December 05, 2006 11:55:08 +0200 (EET)

I’m taking quite a challenge next month at OOP: I promised to run a session in which we define and implement a domain-specific language from the scratch. Now I’m looking for an application domain so if you have any suggestions let me know. The language should be non-trivial and large enough (20+ concepts). Naturally the language should not target just sketching but also enable code generation. A particular challenge for me is that the session should be collaborative and hands-on. All participants can implement their own language versions if they see others suggestions bad. Implementing and using the language into a tool will quickly show which language constructs work.

I’m not keen in any particular tool so bring your favorite tool with you. I’ll bring mine ;-). I expect that hands-on session gives to the participants a good feeling of the language definition process. MetaCase will provide tickets to the session and tool licenses in case participants don’t have a tool but would like to implement their language idea. If everything goes well at the end of the session we also generate sample applications.

Comments

Technical Writer

[Omar Garcia] December 09, 2006 02:39:12 +0200 (EET)

Unfortunately, I wont be at OOP to attend your session but I am very keen on DSM and DSL and I want to propose this domain for you to consider. The domain is technical writing and it is aimed to produce thesis, papers, books for academics.
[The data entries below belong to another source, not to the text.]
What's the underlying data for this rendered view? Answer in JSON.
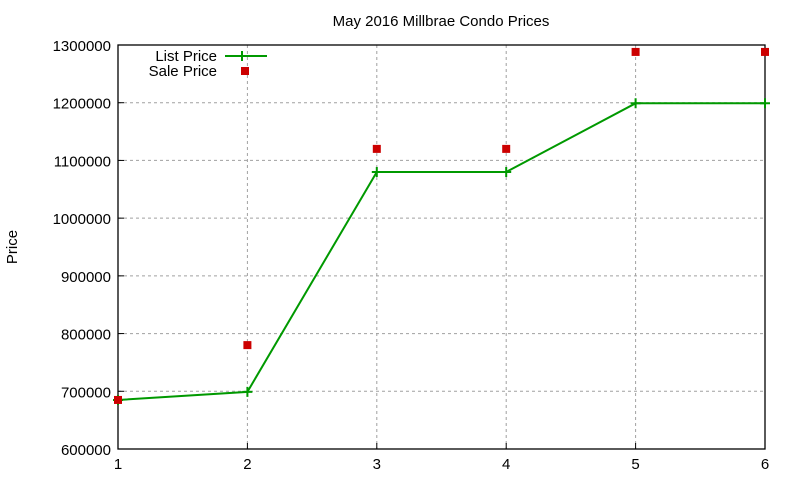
{
  "chart_data": {
    "type": "line",
    "title": "May 2016 Millbrae Condo Prices",
    "xlabel": "",
    "ylabel": "Price",
    "x": [
      1,
      2,
      3,
      4,
      5,
      6
    ],
    "xlim": [
      1,
      6
    ],
    "ylim": [
      600000,
      1300000
    ],
    "xticks": [
      "1",
      "2",
      "3",
      "4",
      "5",
      "6"
    ],
    "yticks": [
      "600000",
      "700000",
      "800000",
      "900000",
      "1000000",
      "1100000",
      "1200000",
      "1300000"
    ],
    "grid": true,
    "legend_position": "top-left",
    "series": [
      {
        "name": "List Price",
        "style": "line+points",
        "marker": "plus",
        "color": "#009900",
        "values": [
          685000,
          699000,
          1080000,
          1080000,
          1199000,
          1199000
        ]
      },
      {
        "name": "Sale Price",
        "style": "points",
        "marker": "square",
        "color": "#cc0000",
        "values": [
          685000,
          780000,
          1120000,
          1120000,
          1288000,
          1288000
        ]
      }
    ]
  }
}
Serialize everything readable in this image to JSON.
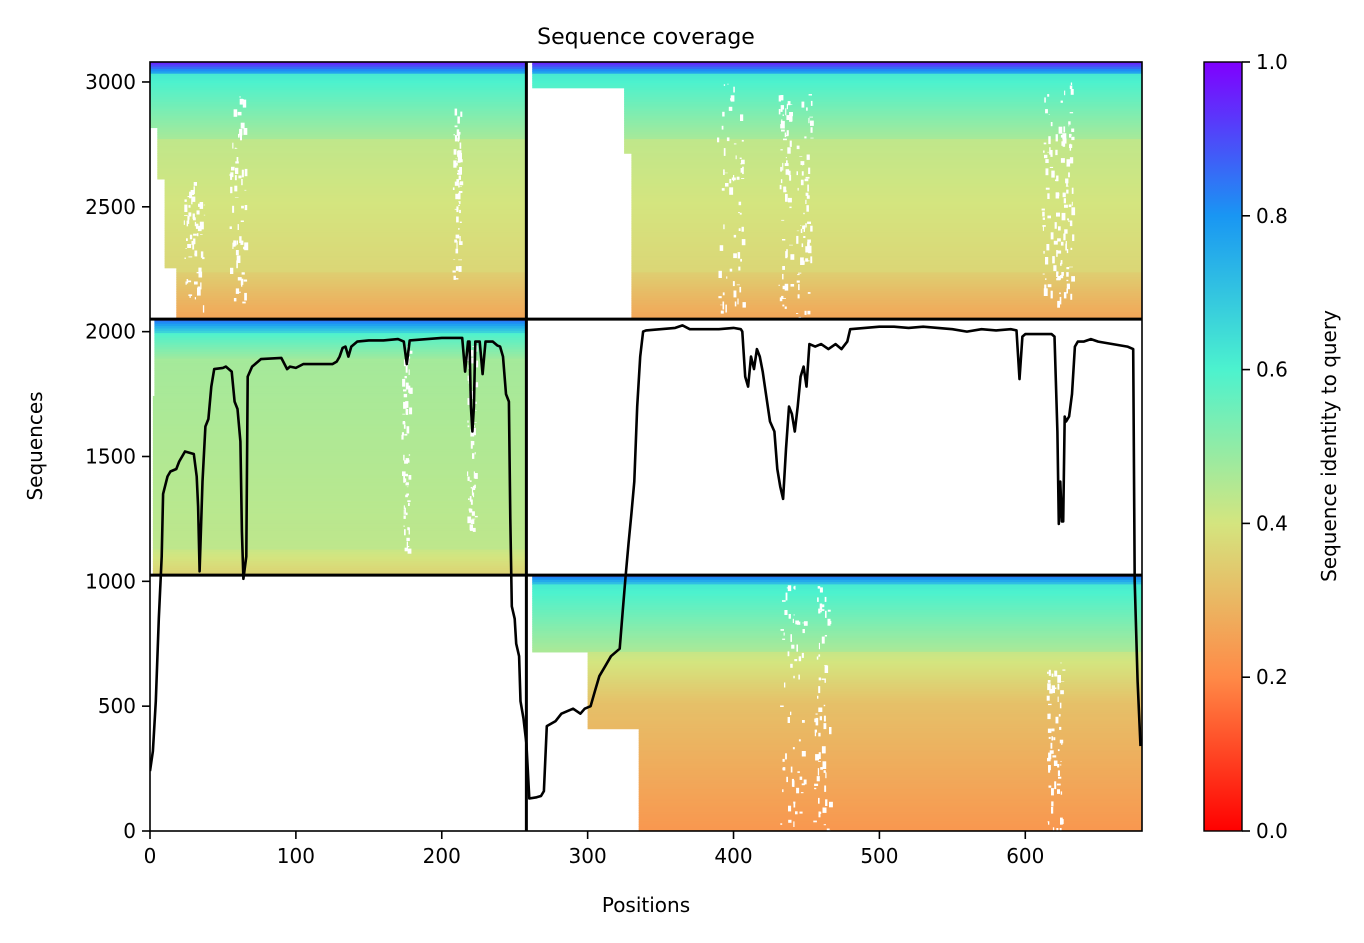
{
  "chart_data": {
    "type": "heatmap",
    "title": "Sequence coverage",
    "xlabel": "Positions",
    "ylabel": "Sequences",
    "xlim": [
      0,
      680
    ],
    "ylim": [
      0,
      3080
    ],
    "xticks": [
      0,
      100,
      200,
      300,
      400,
      500,
      600
    ],
    "yticks": [
      0,
      500,
      1000,
      1500,
      2000,
      2500,
      3000
    ],
    "grid": false,
    "block_boundaries": {
      "x": [
        258
      ],
      "y": [
        1025,
        2050
      ]
    },
    "colorbar": {
      "label": "Sequence identity to query",
      "range": [
        0.0,
        1.0
      ],
      "ticks": [
        "0.0",
        "0.2",
        "0.4",
        "0.6",
        "0.8",
        "1.0"
      ],
      "colormap": "rainbow_r",
      "colors": [
        "#ff0000",
        "#ff8a47",
        "#d4e57f",
        "#4cf2ce",
        "#1996f3",
        "#8000ff"
      ]
    },
    "coverage_line": {
      "name": "",
      "color": "#000000",
      "points": [
        [
          0,
          240
        ],
        [
          2,
          320
        ],
        [
          4,
          520
        ],
        [
          6,
          850
        ],
        [
          8,
          1100
        ],
        [
          9,
          1350
        ],
        [
          12,
          1420
        ],
        [
          14,
          1440
        ],
        [
          18,
          1450
        ],
        [
          20,
          1480
        ],
        [
          24,
          1520
        ],
        [
          30,
          1510
        ],
        [
          32,
          1420
        ],
        [
          33,
          1300
        ],
        [
          34,
          1040
        ],
        [
          36,
          1400
        ],
        [
          38,
          1620
        ],
        [
          40,
          1650
        ],
        [
          42,
          1780
        ],
        [
          44,
          1850
        ],
        [
          50,
          1855
        ],
        [
          52,
          1860
        ],
        [
          56,
          1840
        ],
        [
          58,
          1720
        ],
        [
          60,
          1690
        ],
        [
          62,
          1560
        ],
        [
          63,
          1200
        ],
        [
          64,
          1010
        ],
        [
          66,
          1100
        ],
        [
          67,
          1820
        ],
        [
          70,
          1860
        ],
        [
          74,
          1880
        ],
        [
          76,
          1890
        ],
        [
          90,
          1895
        ],
        [
          94,
          1850
        ],
        [
          96,
          1860
        ],
        [
          100,
          1855
        ],
        [
          105,
          1870
        ],
        [
          110,
          1870
        ],
        [
          115,
          1870
        ],
        [
          120,
          1870
        ],
        [
          125,
          1870
        ],
        [
          128,
          1880
        ],
        [
          130,
          1900
        ],
        [
          132,
          1935
        ],
        [
          134,
          1940
        ],
        [
          136,
          1900
        ],
        [
          138,
          1940
        ],
        [
          142,
          1960
        ],
        [
          150,
          1965
        ],
        [
          160,
          1965
        ],
        [
          170,
          1970
        ],
        [
          174,
          1960
        ],
        [
          176,
          1870
        ],
        [
          178,
          1965
        ],
        [
          190,
          1970
        ],
        [
          200,
          1975
        ],
        [
          210,
          1975
        ],
        [
          214,
          1975
        ],
        [
          216,
          1840
        ],
        [
          218,
          1960
        ],
        [
          219,
          1960
        ],
        [
          220,
          1700
        ],
        [
          221,
          1600
        ],
        [
          222,
          1700
        ],
        [
          223,
          1960
        ],
        [
          226,
          1960
        ],
        [
          228,
          1830
        ],
        [
          230,
          1960
        ],
        [
          235,
          1960
        ],
        [
          238,
          1945
        ],
        [
          240,
          1940
        ],
        [
          242,
          1900
        ],
        [
          244,
          1750
        ],
        [
          246,
          1720
        ],
        [
          247,
          1250
        ],
        [
          248,
          900
        ],
        [
          250,
          850
        ],
        [
          251,
          750
        ],
        [
          253,
          700
        ],
        [
          254,
          520
        ],
        [
          256,
          450
        ],
        [
          258,
          350
        ],
        [
          260,
          130
        ],
        [
          265,
          135
        ],
        [
          268,
          140
        ],
        [
          270,
          160
        ],
        [
          272,
          420
        ],
        [
          275,
          430
        ],
        [
          278,
          440
        ],
        [
          282,
          470
        ],
        [
          286,
          480
        ],
        [
          290,
          490
        ],
        [
          295,
          470
        ],
        [
          298,
          490
        ],
        [
          302,
          500
        ],
        [
          305,
          560
        ],
        [
          308,
          620
        ],
        [
          312,
          660
        ],
        [
          316,
          700
        ],
        [
          320,
          720
        ],
        [
          322,
          730
        ],
        [
          324,
          880
        ],
        [
          326,
          1020
        ],
        [
          328,
          1150
        ],
        [
          330,
          1270
        ],
        [
          332,
          1400
        ],
        [
          334,
          1700
        ],
        [
          336,
          1900
        ],
        [
          338,
          2000
        ],
        [
          340,
          2005
        ],
        [
          350,
          2010
        ],
        [
          360,
          2015
        ],
        [
          365,
          2025
        ],
        [
          370,
          2010
        ],
        [
          380,
          2010
        ],
        [
          390,
          2010
        ],
        [
          400,
          2015
        ],
        [
          405,
          2010
        ],
        [
          406,
          2000
        ],
        [
          408,
          1820
        ],
        [
          410,
          1780
        ],
        [
          412,
          1900
        ],
        [
          414,
          1850
        ],
        [
          416,
          1930
        ],
        [
          418,
          1900
        ],
        [
          420,
          1840
        ],
        [
          422,
          1760
        ],
        [
          425,
          1640
        ],
        [
          428,
          1600
        ],
        [
          430,
          1450
        ],
        [
          432,
          1380
        ],
        [
          434,
          1330
        ],
        [
          436,
          1530
        ],
        [
          438,
          1700
        ],
        [
          440,
          1670
        ],
        [
          442,
          1600
        ],
        [
          444,
          1700
        ],
        [
          446,
          1820
        ],
        [
          448,
          1860
        ],
        [
          450,
          1780
        ],
        [
          452,
          1950
        ],
        [
          456,
          1940
        ],
        [
          460,
          1950
        ],
        [
          465,
          1930
        ],
        [
          470,
          1950
        ],
        [
          474,
          1930
        ],
        [
          478,
          1960
        ],
        [
          480,
          2010
        ],
        [
          490,
          2015
        ],
        [
          500,
          2020
        ],
        [
          510,
          2020
        ],
        [
          520,
          2015
        ],
        [
          530,
          2020
        ],
        [
          540,
          2015
        ],
        [
          550,
          2010
        ],
        [
          560,
          2000
        ],
        [
          570,
          2010
        ],
        [
          580,
          2005
        ],
        [
          590,
          2010
        ],
        [
          594,
          2005
        ],
        [
          596,
          1810
        ],
        [
          598,
          1980
        ],
        [
          600,
          1990
        ],
        [
          610,
          1990
        ],
        [
          618,
          1990
        ],
        [
          620,
          1980
        ],
        [
          622,
          1600
        ],
        [
          623,
          1230
        ],
        [
          624,
          1400
        ],
        [
          625,
          1240
        ],
        [
          626,
          1240
        ],
        [
          627,
          1660
        ],
        [
          628,
          1640
        ],
        [
          630,
          1660
        ],
        [
          632,
          1750
        ],
        [
          634,
          1940
        ],
        [
          636,
          1960
        ],
        [
          640,
          1960
        ],
        [
          645,
          1970
        ],
        [
          650,
          1960
        ],
        [
          660,
          1950
        ],
        [
          670,
          1940
        ],
        [
          674,
          1930
        ],
        [
          675,
          1000
        ],
        [
          677,
          600
        ],
        [
          679,
          340
        ]
      ]
    }
  }
}
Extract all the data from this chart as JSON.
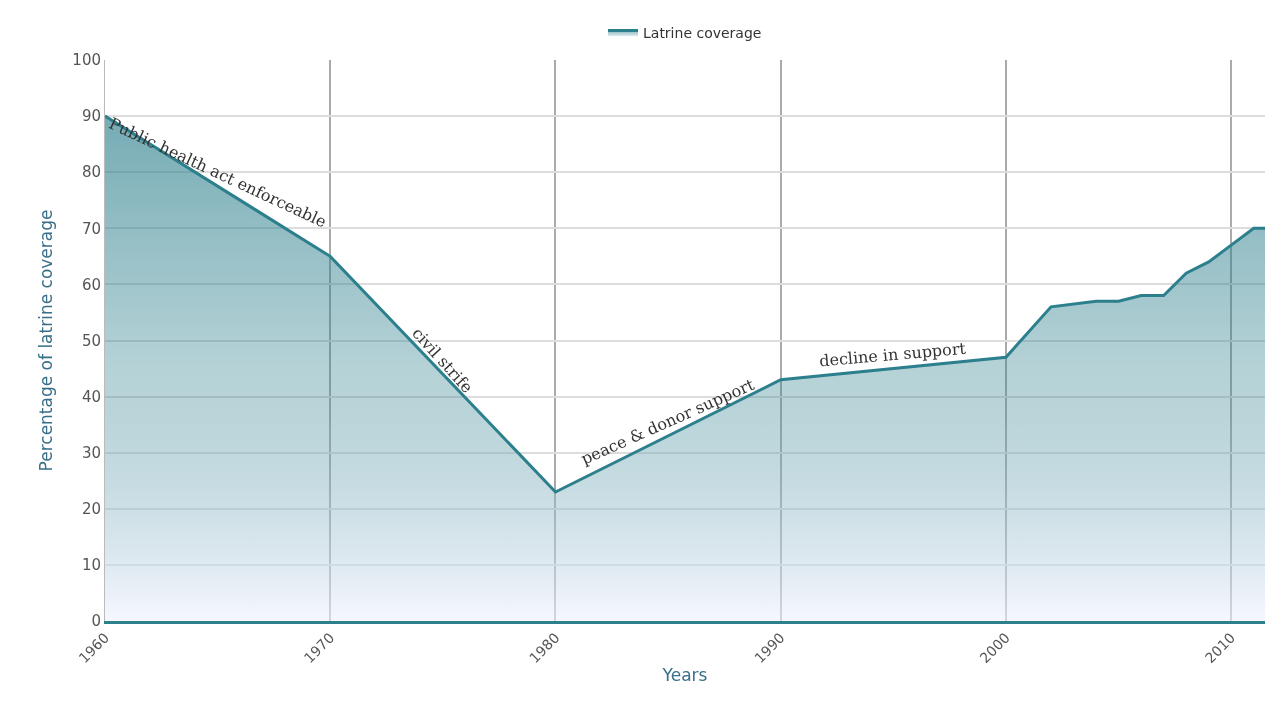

At the moment I am working in an implementation that runs on Ruby on RailsThe concepts that belong to the domain are books, chapter, articles, sections, tables, figures, references, table of context, index, images.Are the different outputs formats like pdf, rtf, html part of the domain concepts?I do not have much time available now but my goal is very similar that the one you want to achieve in your session To define this language and run it in different tools lik Metacase, Microsoft Software Factories, Eclipse EMF and open architectureware, XMF/Mosaic, etc.
Regards
Omar@uow.edu.au

Choosing a domain

[Juha-Pekka] December 14, 2006 13:19:04 +0200 (EET)

I remember facing almost similar domain few times earlier and defined then as a “courseware”. For the class it is good in that respect that people know and understand the domain pretty well. It is also relavitvely easy to start as several domain concepts can be found easily. However, to use models for code generation there should be also some reference applications to see what kind of code should be generated. Two or more of them would be nice because it allows to see differences and decide how to allocate the work between the language, generator and framework.